You can provide either a single or a list of files as argument (even using wildcard patterns if supported by your shell). The -o is for providing the output path where to write the separated wav files. The command may take quite some time to execute at first run, since it will download the pre-trained model. If everything goes well, you should then get a folder audio_output/audio_example that contains two files: accompaniment.wav and vocals.wav.

:warning: In versions prior to 2.1 files were passed with the -i option but it's no longer the case

Using 4stems model

You can also use a pretrained 4 stems (vocals / bass / drums / other ) model :

spleeter separate -o audio_output -p spleeter:4stems audio_example.mp3

The -p option is for providing the model settings. It could be either a Spleeter embedded setting identifier2 or a path to a JSON file configuration such as this one.

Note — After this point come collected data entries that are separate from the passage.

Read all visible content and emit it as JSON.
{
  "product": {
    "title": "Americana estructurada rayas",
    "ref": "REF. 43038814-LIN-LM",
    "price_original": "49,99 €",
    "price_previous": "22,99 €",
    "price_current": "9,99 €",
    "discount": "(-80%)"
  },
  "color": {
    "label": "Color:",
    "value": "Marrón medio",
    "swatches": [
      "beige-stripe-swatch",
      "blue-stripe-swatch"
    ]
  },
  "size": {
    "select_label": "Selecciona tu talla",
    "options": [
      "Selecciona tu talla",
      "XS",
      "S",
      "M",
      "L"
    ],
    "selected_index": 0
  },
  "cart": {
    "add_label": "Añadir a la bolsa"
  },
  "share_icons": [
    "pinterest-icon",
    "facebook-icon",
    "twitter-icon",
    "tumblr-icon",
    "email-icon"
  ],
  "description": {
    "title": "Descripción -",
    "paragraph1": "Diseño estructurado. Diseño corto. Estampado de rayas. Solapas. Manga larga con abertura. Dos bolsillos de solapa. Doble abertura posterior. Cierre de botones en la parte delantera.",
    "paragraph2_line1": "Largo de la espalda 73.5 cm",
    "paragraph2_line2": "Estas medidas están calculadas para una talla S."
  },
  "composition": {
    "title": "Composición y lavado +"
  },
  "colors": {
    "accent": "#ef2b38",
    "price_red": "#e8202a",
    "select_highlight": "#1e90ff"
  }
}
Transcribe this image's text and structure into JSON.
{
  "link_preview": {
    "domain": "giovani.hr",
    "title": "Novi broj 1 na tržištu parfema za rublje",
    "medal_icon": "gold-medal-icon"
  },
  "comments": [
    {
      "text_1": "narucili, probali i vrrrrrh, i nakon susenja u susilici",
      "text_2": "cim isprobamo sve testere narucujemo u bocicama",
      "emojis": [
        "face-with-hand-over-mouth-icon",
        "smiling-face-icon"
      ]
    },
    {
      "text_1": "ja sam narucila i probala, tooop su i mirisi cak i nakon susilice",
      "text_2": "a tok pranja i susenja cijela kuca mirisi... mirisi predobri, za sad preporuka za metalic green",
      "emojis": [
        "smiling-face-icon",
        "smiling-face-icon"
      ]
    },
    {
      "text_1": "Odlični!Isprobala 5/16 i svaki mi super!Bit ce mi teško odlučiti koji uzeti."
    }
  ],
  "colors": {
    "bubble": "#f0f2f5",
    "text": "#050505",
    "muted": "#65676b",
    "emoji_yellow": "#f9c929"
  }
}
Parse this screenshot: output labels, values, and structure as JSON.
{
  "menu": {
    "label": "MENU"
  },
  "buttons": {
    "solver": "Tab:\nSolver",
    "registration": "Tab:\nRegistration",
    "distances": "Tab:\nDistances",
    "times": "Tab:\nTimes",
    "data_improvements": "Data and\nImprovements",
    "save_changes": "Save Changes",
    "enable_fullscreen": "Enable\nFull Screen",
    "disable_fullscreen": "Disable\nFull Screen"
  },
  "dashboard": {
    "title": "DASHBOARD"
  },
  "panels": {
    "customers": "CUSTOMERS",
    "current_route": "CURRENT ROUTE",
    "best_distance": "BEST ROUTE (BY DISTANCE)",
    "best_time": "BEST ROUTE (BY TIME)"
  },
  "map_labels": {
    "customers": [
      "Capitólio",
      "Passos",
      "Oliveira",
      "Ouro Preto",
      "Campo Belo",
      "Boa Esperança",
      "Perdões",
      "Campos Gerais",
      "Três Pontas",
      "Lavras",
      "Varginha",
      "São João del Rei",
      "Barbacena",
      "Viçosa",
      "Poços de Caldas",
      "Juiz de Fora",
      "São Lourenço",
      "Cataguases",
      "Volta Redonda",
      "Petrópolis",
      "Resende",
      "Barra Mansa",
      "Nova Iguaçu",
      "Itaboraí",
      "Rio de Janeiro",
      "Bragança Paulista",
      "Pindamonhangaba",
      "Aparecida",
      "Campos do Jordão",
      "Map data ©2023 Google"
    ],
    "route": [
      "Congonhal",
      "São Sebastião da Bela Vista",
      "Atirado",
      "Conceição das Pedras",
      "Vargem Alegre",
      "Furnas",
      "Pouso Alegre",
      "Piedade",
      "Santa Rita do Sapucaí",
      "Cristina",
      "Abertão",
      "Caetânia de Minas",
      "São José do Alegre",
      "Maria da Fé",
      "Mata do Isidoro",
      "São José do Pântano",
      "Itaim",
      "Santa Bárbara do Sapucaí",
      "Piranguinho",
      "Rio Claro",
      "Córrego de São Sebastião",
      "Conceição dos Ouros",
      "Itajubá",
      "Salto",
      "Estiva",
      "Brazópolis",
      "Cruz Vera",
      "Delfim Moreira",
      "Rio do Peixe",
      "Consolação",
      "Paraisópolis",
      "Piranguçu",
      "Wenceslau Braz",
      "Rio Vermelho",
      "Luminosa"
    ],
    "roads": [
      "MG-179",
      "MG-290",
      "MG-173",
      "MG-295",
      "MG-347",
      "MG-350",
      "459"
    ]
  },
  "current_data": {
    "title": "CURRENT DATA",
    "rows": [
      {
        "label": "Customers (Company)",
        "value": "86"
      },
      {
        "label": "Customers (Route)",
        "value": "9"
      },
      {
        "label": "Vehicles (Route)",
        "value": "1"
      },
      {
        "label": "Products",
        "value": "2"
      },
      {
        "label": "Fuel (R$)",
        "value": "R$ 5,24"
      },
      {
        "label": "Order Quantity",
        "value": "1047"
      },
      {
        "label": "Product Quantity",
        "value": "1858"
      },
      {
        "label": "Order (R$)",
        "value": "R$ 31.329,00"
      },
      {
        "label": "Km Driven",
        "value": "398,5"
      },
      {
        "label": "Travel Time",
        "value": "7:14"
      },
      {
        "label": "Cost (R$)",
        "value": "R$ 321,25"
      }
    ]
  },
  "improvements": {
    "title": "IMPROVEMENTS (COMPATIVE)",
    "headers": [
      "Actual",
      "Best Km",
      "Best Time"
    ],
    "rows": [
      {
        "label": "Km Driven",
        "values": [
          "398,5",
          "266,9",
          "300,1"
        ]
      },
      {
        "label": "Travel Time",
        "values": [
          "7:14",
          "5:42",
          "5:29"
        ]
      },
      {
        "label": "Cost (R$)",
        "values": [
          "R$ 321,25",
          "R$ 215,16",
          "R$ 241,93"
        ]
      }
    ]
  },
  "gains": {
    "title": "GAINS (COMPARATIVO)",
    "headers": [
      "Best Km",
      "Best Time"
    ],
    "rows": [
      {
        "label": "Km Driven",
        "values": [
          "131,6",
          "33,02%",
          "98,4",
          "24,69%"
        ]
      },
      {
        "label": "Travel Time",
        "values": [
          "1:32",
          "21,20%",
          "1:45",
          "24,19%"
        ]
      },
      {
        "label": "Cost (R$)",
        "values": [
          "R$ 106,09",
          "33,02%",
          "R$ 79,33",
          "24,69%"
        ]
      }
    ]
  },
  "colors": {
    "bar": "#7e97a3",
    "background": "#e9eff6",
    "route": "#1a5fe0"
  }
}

This time, it will generate four files: vocals.wav, drums.wav, bass.wav and other.wav.

2 at this time, following embedded configuration are available :

  • spleeter:2stems
  • spleeter:4stems
  • spleeter:5stems

Using 5stems model

Finally a pretrained 5 stems (vocals / bass / drums / piano / other) model is also available out of the box :

spleeter separate -o audio_output -p spleeter:5stems audio_example.mp3

Which would generate five files: vocals.wav, drums.wav, bass.wav, piano.wav and other.wav.

Using models up to 16kHz

All the previous models (spleeter:2stems, spleeter:4stems and spleeter:5stems) performs separation up to 11kHz. There also exists 16kHz versions of the same models (resp. (spleeter:2stems-16kHz, spleeter:4stems-16kHz and spleeter:5stems-16kHz)). They can be used the same way:

spleeter separate -o audio_output -p spleeter:4stems-16kHz audio_example.mp3 

For more details read this FAQ.

Batch processing

separate command builds the model each time it is called and downloads it the first time. This process may be long compared to the separation process by itself if you process a single audio file (especially a short one). If you have several files to separate, it is then recommended to perform all separation with a single call to separate:

spleeter separate \
     -o audio_output \
     <path/to/audio1.mp3> <path/to/audio2.wav> <path/to/audio3.ogg> 

Exported filename format

the -f option makes it possible to format the name and folder of the output audio files. The following keyword can be used:

  • filename: input file name (without extension).
  • instrument: name of the separated instrument
  • foldername: name of the folder the input file is in
  • codec: extension of the output audio files.

They should be used between curly brackets within the formatting string.

For instance:

spleeter separate \
     -o audio_output \
     /path/to/audio_folder/song.mp3 \
     -f {foldername}/{filename}_{instrument}.{codec}

will output the following files audio_output/audio_folder/song_vocals.wav and audio_output/audio_folder/song_accompaniment.wav

Train model

For training your own model, you need:

  • A dataset of separated files such as musDB.
  • Dataset must be described in CSV files : one for training and one for validation) which are used for generating training data.
  • A JSON configuration file such as this one that gathers all parameters needed for training and paths to CSV file.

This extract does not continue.